Thursday, November 6, 2008
For the last several years, the only criminal work that I have done has involved juvenile defense. Most of my other work involves representing children who are the subjects of child protection cases. I do a few other things when they happen by such as deeds, wills, bankruptcies and from time to time I will represent a parent in a child protection case but most of my work, and the part that gives me the most personal satisfaction, involves representing kids.
The thing that I like about representing kids--especially in Maine where their criminal acts are fairly minor and mostly a cry for help--is that the criminal code is written for the purpose of rehabilitation. The Juvenile Criminal Code clearly lays out it's purpose and the first two items are:
To secure for each juvenile subject to these provisions such care and guidance, preferably in the juvenile's own home, as will best serve the juvenile's welfare and the interests of society; To preserve and strengthen family ties whenever possible, including improvement of home environment.
Personally, those are my purposes in every encounter that I have with a young person so working with them in the context of the criminal system is an easy extension of my beliefs.

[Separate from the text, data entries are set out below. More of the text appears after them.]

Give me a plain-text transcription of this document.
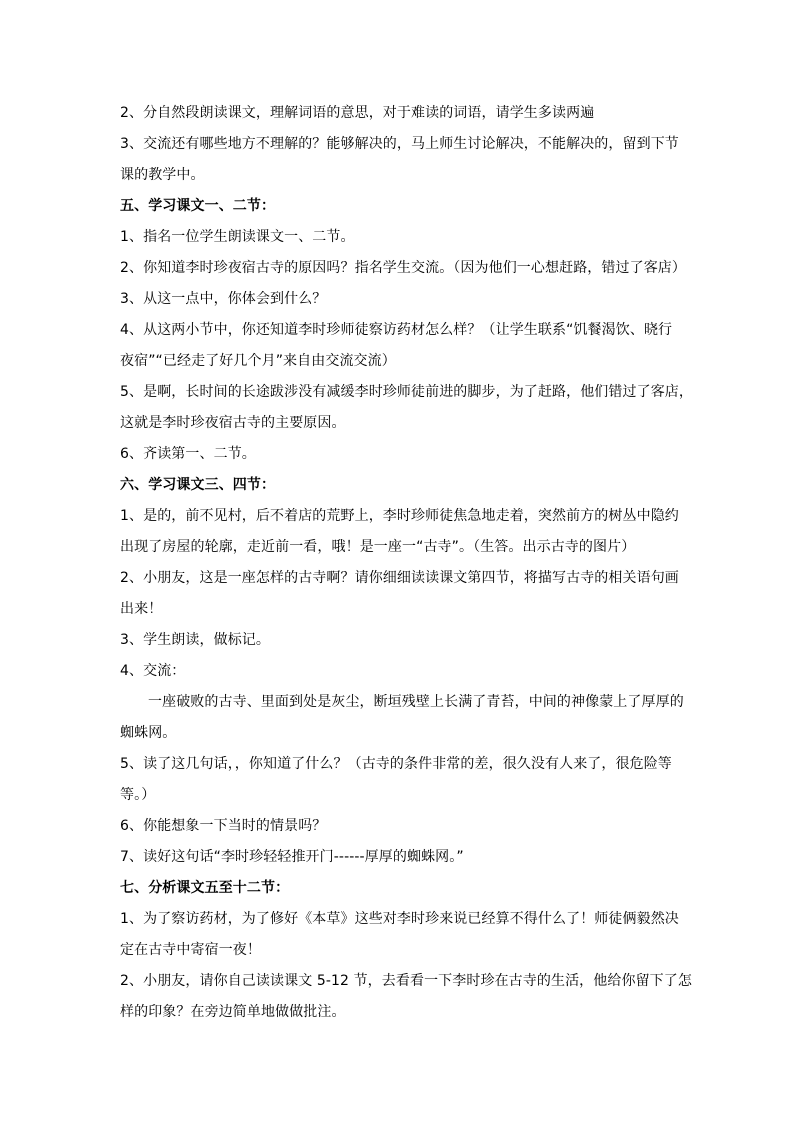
2、分自然段朗读课文，理解词语的意思，对于难读的词语，请学生多读两遍
3、交流还有哪些地方不理解的？能够解决的，马上师生讨论解决，不能解决的，留到下节
课的教学中。
五、学习课文一、二节：
1、指名一位学生朗读课文一、二节。
2、你知道李时珍夜宿古寺的原因吗？指名学生交流。（因为他们一心想赶路，错过了客店）
3、从这一点中，你体会到什么？
4、从这两小节中，你还知道李时珍师徒察访药材怎么样？（让学生联系“饥餐渴饮、晓行
夜宿”“已经走了好几个月”来自由交流交流）
5、是啊，长时间的长途跋涉没有减缓李时珍师徒前进的脚步，为了赶路，他们错过了客店，
这就是李时珍夜宿古寺的主要原因。
6、齐读第一、二节。
六、学习课文三、四节：
1、是的，前不见村，后不着店的荒野上，李时珍师徒焦急地走着，突然前方的树丛中隐约
出现了房屋的轮廓，走近前一看，哦！是一座一“古寺”。（生答。出示古寺的图片）
2、小朋友，这是一座怎样的古寺啊？请你细细读读课文第四节，将描写古寺的相关语句画
出来！
3、学生朗读，做标记。
4、交流：
一座破败的古寺、里面到处是灰尘，断垣残壁上长满了青苔，中间的神像蒙上了厚厚的
蜘蛛网。
5、读了这几句话，，你知道了什么？（古寺的条件非常的差，很久没有人来了，很危险等
等。）
6、你能想象一下当时的情景吗？
7、读好这句话“李时珍轻轻推开门------厚厚的蜘蛛网。”
七、分析课文五至十二节：
1、为了察访药材，为了修好《本草》这些对李时珍来说已经算不得什么了！师徒俩毅然决
定在古寺中寄宿一夜！
2、小朋友，请你自己读读课文 5-12 节，去看看一下李时珍在古寺的生活，他给你留下了怎
样的印象？在旁边简单地做做批注。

Yesterday, I traveled north to Charleston and the Mountain View Youth Development Center. Despite the euphemism, Mountain View is a kiddie jail. It does have a striking view of the mountains in Baxter State Park and it does look on the outside like a high school but the athletic fields are surrounded by high fencing and the doors are heavy and locked and I had to surrender all of my personal belongings at the front desk before being escorted into the visit room to meet with one of my young people. He shuffled in to see me, head down but anxious--"What are you doing to get me out?" he asked at first boldly and then tearfully, My reply was consistent, "What are you going to do to help me convince a judge to let you out?" For over an hour we had that conversation. I presented him with options that required his cooperation and some acceptance of responsibility. He kept repeating, "I just want to go home." "It wasn't my fault."
There are two parts of the youth development center. The first is for kids who have not yet been adjudicated (my client) or for kids that need a "shock sentence"--a few days or more just to scare the heck out of them--the other is for kids who have been committed until age 18 to the facility by a Judge. My client is tenuously poised on the edge of being committed. For more than two years he has been a regular in the courtroom--never for anything serious but consistently for the same type of behavior--all of which stem from not taking responsibility for his actions.

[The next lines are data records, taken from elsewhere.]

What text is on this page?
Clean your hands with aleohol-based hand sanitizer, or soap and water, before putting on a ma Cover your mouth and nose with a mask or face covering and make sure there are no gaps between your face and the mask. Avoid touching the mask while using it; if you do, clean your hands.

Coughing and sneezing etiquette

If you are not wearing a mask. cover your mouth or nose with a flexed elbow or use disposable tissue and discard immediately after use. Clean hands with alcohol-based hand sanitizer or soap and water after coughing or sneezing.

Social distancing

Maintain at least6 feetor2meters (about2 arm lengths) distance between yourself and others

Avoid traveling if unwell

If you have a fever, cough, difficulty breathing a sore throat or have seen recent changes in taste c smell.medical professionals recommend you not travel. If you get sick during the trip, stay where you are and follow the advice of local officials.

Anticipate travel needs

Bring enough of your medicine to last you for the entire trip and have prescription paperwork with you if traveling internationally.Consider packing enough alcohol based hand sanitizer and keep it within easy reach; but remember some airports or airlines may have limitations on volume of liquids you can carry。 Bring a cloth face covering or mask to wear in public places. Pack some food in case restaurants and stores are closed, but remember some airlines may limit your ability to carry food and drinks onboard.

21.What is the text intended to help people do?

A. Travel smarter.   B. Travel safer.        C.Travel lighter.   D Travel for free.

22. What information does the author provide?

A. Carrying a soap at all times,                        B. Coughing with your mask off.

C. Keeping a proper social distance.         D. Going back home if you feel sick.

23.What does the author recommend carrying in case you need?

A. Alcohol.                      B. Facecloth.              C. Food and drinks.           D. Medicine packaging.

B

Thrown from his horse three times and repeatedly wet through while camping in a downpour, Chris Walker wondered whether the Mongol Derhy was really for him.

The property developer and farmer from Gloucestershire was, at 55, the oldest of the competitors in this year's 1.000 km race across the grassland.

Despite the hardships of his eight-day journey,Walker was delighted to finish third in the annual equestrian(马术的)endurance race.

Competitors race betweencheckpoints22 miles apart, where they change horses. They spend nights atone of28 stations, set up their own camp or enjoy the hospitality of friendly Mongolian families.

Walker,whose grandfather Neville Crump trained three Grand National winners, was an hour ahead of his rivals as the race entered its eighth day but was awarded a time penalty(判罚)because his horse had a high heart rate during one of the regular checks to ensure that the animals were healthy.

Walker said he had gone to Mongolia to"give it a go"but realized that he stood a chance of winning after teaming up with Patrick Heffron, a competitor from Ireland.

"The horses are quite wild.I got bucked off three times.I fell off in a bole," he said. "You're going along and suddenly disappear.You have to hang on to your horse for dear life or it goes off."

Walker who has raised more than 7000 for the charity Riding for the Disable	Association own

Yesterday, his part of the conversation contained minor variations of the "it's not my fault" theme repeated ad nauseum and peppered with the clear statement that he did not want to be committed. Finally, I said--"You know, probably most of the kids who have been committed will tell you that the reason they are here is someone else's fault" I told him that everyone that would be in the courtroom for his hearing in two weeks would be looking for a reason to send him home and he could ride home on the bus called personal responsibility. By then, his head was down on the table and he was crying. Once more, I told him, "You cannot control other people's actions but you can control your reaction to other people's actions. You are ultimately responsible for what your hands do, what your mouth does, where your feet take you. So, be a man, suck it up and decide to be in charge of your own life."
He's got two weeks to figure it out before I have to try and persuade a Judge to send him home.